I had come to view you as a tough, won't-stop-doing-science-no-matter-what kind of person. You writing about your thoughts and doubts makes me feel less alone in the struggle. Thanks for this post. Wishing you serenity and wisdom :)

At 10:18 AM, Blogger Ms.PhD said...

Anon 10:12,

I don't know that much about the Baltimore case, really. I just think the fact that these things even occur and go to trial betrays how messy science really is. That suspicions can't always be tested or verified or excluded. That emotions run high and often influence the course of careers. That we can never really be sure what was deliberate, what was a mistake, and when we're lying to ourselves about everyone always wanting to do the right thing. Did you see this latest case with the guy from Harvard and the monkeys?


I don't know what to tell you, but I'm glad you found this somewhat comforting. I agree, the correct wording really is "is anybody ever going to help me". Sadly, I think the answer is no.

I think the way things are now, you have to help yourself, and if you're lucky, that persistence and determination will put you in the path of the right people who will appreciate all your hard work.

But I'm not a lucky person, and I can't say my persistence or determination ever amounted to much. I ended up working with selfish people who exploit everyone around them and wouldn't know how to help someone even if they wanted to. It is too easy to get burned out doing everything yourself, but I don't see how else you're supposed to proceed. No one will help you unless you seem worth helping, and even then, I don't know how you're supposed to get help from "the right people".

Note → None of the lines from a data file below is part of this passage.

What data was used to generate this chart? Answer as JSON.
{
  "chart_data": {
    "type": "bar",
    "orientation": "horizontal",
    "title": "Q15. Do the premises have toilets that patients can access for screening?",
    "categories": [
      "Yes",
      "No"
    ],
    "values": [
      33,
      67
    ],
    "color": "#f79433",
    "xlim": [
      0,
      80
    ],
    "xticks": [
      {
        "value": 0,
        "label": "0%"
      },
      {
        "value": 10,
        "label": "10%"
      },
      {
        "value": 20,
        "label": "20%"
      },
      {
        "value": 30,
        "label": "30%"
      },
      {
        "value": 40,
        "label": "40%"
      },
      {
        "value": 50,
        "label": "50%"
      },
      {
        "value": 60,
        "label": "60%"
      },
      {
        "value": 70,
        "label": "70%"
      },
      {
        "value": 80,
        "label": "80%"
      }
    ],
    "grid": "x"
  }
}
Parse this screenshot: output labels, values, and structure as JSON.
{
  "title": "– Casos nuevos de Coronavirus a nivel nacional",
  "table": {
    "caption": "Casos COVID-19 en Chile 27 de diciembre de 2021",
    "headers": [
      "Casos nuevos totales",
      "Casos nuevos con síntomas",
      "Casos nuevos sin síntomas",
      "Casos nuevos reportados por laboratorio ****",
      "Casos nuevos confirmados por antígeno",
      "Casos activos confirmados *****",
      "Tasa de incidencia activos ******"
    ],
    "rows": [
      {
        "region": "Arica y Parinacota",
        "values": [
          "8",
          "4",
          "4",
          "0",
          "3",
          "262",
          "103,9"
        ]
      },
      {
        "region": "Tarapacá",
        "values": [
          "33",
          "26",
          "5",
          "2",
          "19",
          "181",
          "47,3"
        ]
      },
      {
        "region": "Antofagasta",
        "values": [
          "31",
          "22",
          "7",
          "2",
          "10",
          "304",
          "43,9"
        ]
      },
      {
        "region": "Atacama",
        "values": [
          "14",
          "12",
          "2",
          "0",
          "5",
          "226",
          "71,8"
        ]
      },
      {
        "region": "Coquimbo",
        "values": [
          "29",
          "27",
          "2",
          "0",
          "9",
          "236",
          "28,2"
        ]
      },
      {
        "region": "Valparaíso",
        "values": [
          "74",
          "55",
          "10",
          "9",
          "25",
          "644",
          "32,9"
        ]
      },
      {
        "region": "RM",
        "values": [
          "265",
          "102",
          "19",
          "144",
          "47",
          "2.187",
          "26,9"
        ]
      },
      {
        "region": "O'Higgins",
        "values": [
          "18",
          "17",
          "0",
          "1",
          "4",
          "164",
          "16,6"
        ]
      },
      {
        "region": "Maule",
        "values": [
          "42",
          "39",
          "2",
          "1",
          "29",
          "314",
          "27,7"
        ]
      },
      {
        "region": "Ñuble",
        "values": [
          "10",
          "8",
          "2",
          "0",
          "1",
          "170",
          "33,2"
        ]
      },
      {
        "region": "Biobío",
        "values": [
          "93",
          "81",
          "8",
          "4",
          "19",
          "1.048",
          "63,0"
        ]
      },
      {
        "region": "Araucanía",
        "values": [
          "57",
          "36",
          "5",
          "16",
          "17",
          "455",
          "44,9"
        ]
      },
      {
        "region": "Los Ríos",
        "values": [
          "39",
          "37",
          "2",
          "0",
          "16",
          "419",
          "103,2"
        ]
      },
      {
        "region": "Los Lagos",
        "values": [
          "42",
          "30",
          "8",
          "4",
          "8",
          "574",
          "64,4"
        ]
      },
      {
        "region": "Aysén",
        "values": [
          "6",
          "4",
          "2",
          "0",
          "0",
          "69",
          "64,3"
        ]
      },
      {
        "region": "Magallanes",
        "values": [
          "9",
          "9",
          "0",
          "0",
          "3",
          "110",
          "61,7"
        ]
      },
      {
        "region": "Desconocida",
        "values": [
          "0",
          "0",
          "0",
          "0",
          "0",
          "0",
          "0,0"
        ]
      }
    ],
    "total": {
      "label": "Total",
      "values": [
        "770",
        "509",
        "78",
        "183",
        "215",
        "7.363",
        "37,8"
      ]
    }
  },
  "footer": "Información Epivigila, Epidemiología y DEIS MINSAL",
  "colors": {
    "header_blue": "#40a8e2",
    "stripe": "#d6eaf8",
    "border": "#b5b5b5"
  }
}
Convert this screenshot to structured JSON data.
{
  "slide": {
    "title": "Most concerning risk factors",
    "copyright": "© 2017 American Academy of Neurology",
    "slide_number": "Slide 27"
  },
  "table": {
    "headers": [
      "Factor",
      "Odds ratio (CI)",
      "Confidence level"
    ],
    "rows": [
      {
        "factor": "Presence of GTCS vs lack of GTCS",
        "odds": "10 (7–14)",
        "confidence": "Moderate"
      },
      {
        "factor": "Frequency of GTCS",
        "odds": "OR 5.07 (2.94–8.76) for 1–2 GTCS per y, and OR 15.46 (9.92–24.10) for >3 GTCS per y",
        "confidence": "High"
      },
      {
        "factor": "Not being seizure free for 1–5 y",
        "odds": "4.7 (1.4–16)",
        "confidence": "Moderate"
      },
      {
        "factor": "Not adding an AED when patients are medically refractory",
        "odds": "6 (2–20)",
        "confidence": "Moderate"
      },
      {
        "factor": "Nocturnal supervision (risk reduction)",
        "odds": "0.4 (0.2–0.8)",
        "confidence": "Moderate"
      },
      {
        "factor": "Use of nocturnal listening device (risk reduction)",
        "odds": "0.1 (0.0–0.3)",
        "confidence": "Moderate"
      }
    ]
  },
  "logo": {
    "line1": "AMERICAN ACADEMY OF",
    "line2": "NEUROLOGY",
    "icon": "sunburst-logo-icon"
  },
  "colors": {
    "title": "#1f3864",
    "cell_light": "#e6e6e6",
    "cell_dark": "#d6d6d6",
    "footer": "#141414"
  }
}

Eventually I got the impression that I would never be deemed Worthy Enough by "the right people". I was too far behind on the named fellowships and high-impact publications to ever catch up, and I just kept having the same bad luck.

I hope you have better luck than I did, or at least the serenity and wisdom to find something that makes you happy.

At 11:36 PM, Anonymous GM said...

Gauri and YFS,
If your goal is to get into industry, you may want to try an industrial post doc. I know its getting harder to find an indusrtrial position these days, but I dont think its not possible. Too many people give up after only a few try. I know atleast a few of my post doc friends did. I had graduated early this year, had attended 8 onsite interviews since oct 09 before I got an offer from a big pharma in april. I think there are too many experienced people in the market and the industries are also taking time to make a decision. We just have to keep trying. In addition to sending resumes online and talking to recruiters, I had used Linkedin to get intouch with managers in almost every company. The one advantage I had was few years of pharma experience from outside US, but I dont think it helped much in the current condition.

I have been a regular visitor of your blog for the past few years and wanted to offer some hope/help. Let me know if you need more info!

At 6:14 AM, Anonymous Revathi said...

Hi everyone,
I have had the same experience and now I have learned to keep a distance between me and my experiences which made me feel somewhat more zen. The question about "who is going to support me and how can I make this person interested in my career" is the most important question you have raised. In my opinion, if you didnt know it by the time you finished your PhD, or atleast by the first year into your post doc, there is a good possibility that no one is out there to support you. Once you know this, things get a little better since you know that you are on your own and have only yourself to fall back on.